She paused, her invention for the moment spent, apparently. It would be humane to give some sign of a pretence of credulity, but none came.

“I suppose,” she resumed with regathered pluck, though still trembling all over from the evidently very bad fright she had had, “that when he saw I had nothing to give—I told him I had no purse with me—he got angry, and——”

A voice at last broke in—an icy voice. Why should he allow her to sink deeper into her abyss of lies?

“Beggars do not usually wear fur coats and motoring caps.”

He saw a new and different fear born in her eyes; but in a second she was trying to conceal it.

“Was he—dressed like that? I was too frightened to notice! Was he—anybody that—that—you knew? that—that you recognized?”

The temptation to lead her into confession, by affecting to know more than he did, was strong; but he resisted.

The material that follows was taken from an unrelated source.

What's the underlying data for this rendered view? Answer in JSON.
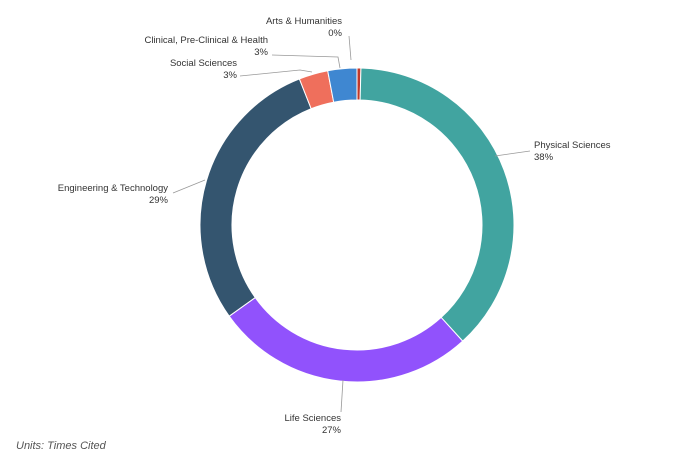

“No!” he answered, and instantly saw a light of relief spring into her eyes. “I could not see his face clearly enough for recognition; but,” he added, with stern gentleness, “I cannot believe that he was equally unknown to you!”

By this time she was recovering, and her weapons were getting into order again, the bodily terror that had for the moment floored her giving way to a moral fear.

“I cannot think why you are always so ready to distrust me!” she sighed. “What motive could I have for deceiving you?”